髪を汗で濡らした笠松センパイと小堀センパイが観覧席まで上がって来てくれた。

「もう今日はこれで終わりなんスか?」

「ああ、この後体育館は違うヤツらが使うらしいからな」

バスケットボール専用体育館があればいいのに、とセンパイ達は笑った。

ああ、もうセンパイ達にとって海常は過去なんだな……と当たり前の事を少し寂しく思った。

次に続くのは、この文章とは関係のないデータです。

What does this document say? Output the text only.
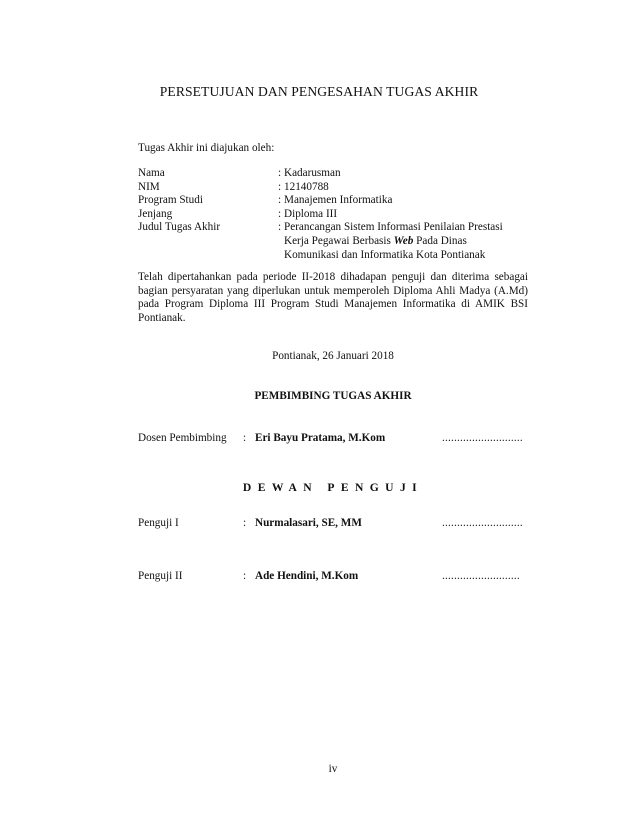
PERSETUJUAN DAN PENGESAHAN TUGAS AKHIR
Tugas Akhir ini diajukan oleh:
Nama	: Kadarusman
NIM	: 12140788
Program Studi	: Manajemen Informatika
Jenjang	: Diploma III
Judul Tugas Akhir	: Perancangan Sistem Informasi Penilaian Prestasi
Kerja Pegawai Berbasis Web Pada Dinas
Komunikasi dan Informatika Kota Pontianak
Telah dipertahankan pada periode II-2018 dihadapan penguji dan diterima sebagai bagian persyaratan yang diperlukan untuk memperoleh Diploma Ahli Madya (A.Md) pada Program Diploma III Program Studi Manajemen Informatika di AMIK BSI Pontianak.
Pontianak, 26 Januari 2018
PEMBIMBING TUGAS AKHIR
Dosen Pembimbing : Eri Bayu Pratama, M.Kom	...........................
DEWAN PENGUJI
Penguji I	: Nurmalasari, SE, MM	...........................
Penguji II	: Ade Hendini, M.Kom	..........................
iv
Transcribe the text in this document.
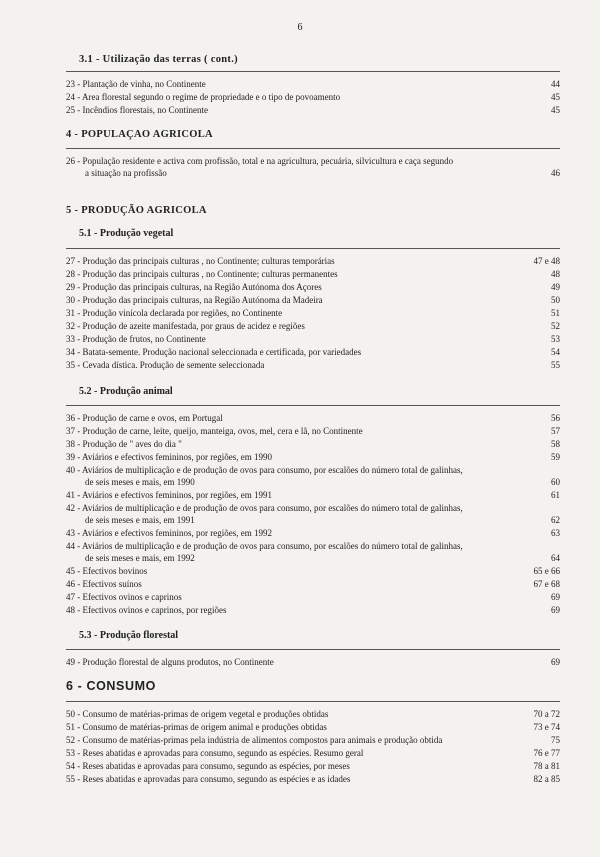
6
3.1 - Utilização das terras ( cont.)
23 - Plantação de vinha, no Continente	44
24 - Area florestal segundo o regime de propriedade e o tipo de povoamento	45
25 - Incêndios florestais, no Continente	45
4 - POPULAÇAO AGRICOLA
26 - População residente e activa com profissão, total e na agricultura, pecuária, silvicultura e caça segundo
a situação na profissão	46
5 - PRODUÇÃO AGRICOLA
5.1 - Produção vegetal
27 - Produção das principais culturas , no Continente; culturas temporárias	47 e 48
28 - Produção das principais culturas , no Continente; culturas permanentes	48
29 - Produção das principais culturas, na Região Autónoma dos Açores	49
30 - Produção das principais culturas, na Região Autónoma da Madeira	50
31 - Produção vinícola declarada por regiões, no Continente	51
32 - Produção de azeite manifestada, por graus de acidez e regiões	52
33 - Produção de frutos, no Continente	53
34 - Batata-semente. Produção nacional seleccionada e certificada, por variedades	54
35 - Cevada dística. Produção de semente seleccionada	55
5.2 - Produção animal
36 - Produção de carne e ovos, em Portugal	56
37 - Produção de carne, leite, queijo, manteiga, ovos, mel, cera e lã, no Continente	57
38 - Produção de " aves do dia "	58
39 - Aviários e efectivos femininos, por regiões, em 1990	59
40 - Aviários de multiplicação e de produção de ovos para consumo, por escalões do número total de galinhas,
de seis meses e mais, em 1990	60
41 - Aviários e efectivos femininos, por regiões, em 1991	61
42 - Aviários de multiplicação e de produção de ovos para consumo, por escalões do número total de galinhas,
de seis meses e mais, em 1991	62
43 - Aviários e efectivos femininos, por regiões, em 1992	63
44 - Aviários de multiplicação e de produção de ovos para consumo, por escalões do número total de galinhas,
de seis meses e mais, em 1992	64
45 - Efectivos bovinos	65 e 66
46 - Efectivos suínos	67 e 68
47 - Efectivos ovinos e caprinos	69
48 - Efectivos ovinos e caprinos, por regiões	69
5.3 - Produção florestal
49 - Produção florestal de alguns produtos, no Continente	69
6 - CONSUMO
50 - Consumo de matérias-primas de origem vegetal e produções obtidas	70 a 72
51 - Consumo de matérias-primas de origem animal e produções obtidas	73 e 74
52 - Consumo de matérias-primas pela indústria de alimentos compostos para animais e produção obtida	75
53 - Reses abatidas e aprovadas para consumo, segundo as espécies. Resumo geral	76 e 77
54 - Reses abatidas e aprovadas para consumo, segundo as espécies, por meses	78 a 81
55 - Reses abatidas e aprovadas para consumo, segundo as espécies e as idades	82 a 85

「ここの学食美味いんだよ。食ってけよ。夏休みだからメニューは絞られてるけど」

「いいんスか? ここの生徒じゃないのに」

「学食は一般開放してるから、普段もサラリーマンとか結構来てるぜ、安いし美味いし量も多いしで」

「へえ」

体育館を出て、学食とやらに向かう。

グラウンドがあったり、競技場があったりとその規模はハンパない。

すれ違う人も、様々だ。

1人で歩く人、サークルなのか男女でワイワイと歩く人々、タンクトップで走る人。

学年で未成年と成年が分かれるんだから、なんか不思議だよなぁとなんとなく思った。



学食では、笠松センパイオススメの定食を頼んだ。

和食メインだけど量もしっかりあって、スポーツマンにはうってつけだ。そして味も美味い。

「で、どうだった、ウチの練習」

「んー、正直、やっぱ高校よりもレベル高いなって思ったっスね」

「私も思いました。同じ基礎練習でも、選手それぞれの仕上がりが違います。
当たり前の事を当たり前にできる、これって物凄い難しい事なのに、そこにスキがないというか……」

「おまけに、ウチは海常とスタイルが似てるんだよな」

「あ、それ思ったっス」

今日1日の練習を見ただけだが、チーム内の空気が笠松センパイが率いていた頃の海常の雰囲気にそっくりだ。

居心地がいい。でも、甘えは許さない。オレの好きな雰囲気だった。

「いい刺激になったろ、黄瀬」

「そうっスね、ありがとうございます」



また、笠松センパイのチームでバスケがしたい。

素直に、そういう気持ちがこころの中に生まれて来ている事に気付いていた。